Free Mail/DNS Accounts

Important Notice: Free accounts are in the process of being discontinued. Services provided by free accounts is being replaced with the “Basic” paid account level.

Effective June 5, 2017, Secondary DNS has become paid-only.

Roller Network allows accounts to be created without payment upfront which allows prospective customers to view the account control center before adding a paid service level to the account. We reserve the right to restrict, limit, reconfigure, discontinue, or disable any free account at any time.


The following services are currently available on free accounts: Secondary MX (with basic filters), and SMTP Redirection (with basic filters). Ongoing access to these services will require a paid account.


When a free account exceeds its alloted usage, the mail domains will be automatically suspended until the next cycle or until an upgrade is purchased.

The current mail usage restrictions for free accounts are:

  • Messages: 200 relays per cycle
  • Data: 10MB per cycle

A cycle is currently defined as the previous 7 calendar days of mail traffic with a 48-hour resting period after any of the limits are exceeded. During this rest period, mail domains are deactivated and will refuse new messages. After the rest preiod has expired, the mail domains are reactivated. However, if after a 48-hour rest the 7 day total still exceeds the limits, another 48-hour rest will be applied.

Technical Support

We regret that we are not able to offer ongoing technical support for free accounts.

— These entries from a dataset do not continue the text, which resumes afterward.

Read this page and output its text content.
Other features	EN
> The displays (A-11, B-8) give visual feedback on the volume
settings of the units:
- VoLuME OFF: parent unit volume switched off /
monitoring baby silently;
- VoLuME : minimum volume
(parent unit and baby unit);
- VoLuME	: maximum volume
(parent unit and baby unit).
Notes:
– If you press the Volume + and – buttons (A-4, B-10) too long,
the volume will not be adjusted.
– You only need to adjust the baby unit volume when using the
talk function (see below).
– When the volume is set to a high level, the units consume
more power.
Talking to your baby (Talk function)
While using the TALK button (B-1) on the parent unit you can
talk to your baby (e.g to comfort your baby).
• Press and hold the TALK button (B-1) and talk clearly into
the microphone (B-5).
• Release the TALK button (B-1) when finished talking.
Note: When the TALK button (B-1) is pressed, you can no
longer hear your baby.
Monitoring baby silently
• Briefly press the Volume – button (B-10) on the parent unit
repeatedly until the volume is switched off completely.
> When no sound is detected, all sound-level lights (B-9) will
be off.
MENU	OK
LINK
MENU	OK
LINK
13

If you require assistance please refer to the online documentation. In order to provide the higest level of service possible we must focus on our paying customers.

Strict Limits

As of December 9, 2007, free accounts are subject to strict “reject” (SMTP 5xx return code) limits. To read the related announcements, see: November News, Free Account Limits, Increased Outbound Data and An Open Letter on Free Account Limits.

We were forced to abandon our donation supported roots due to the simple fact that too few account holders donated and it was not sustainable.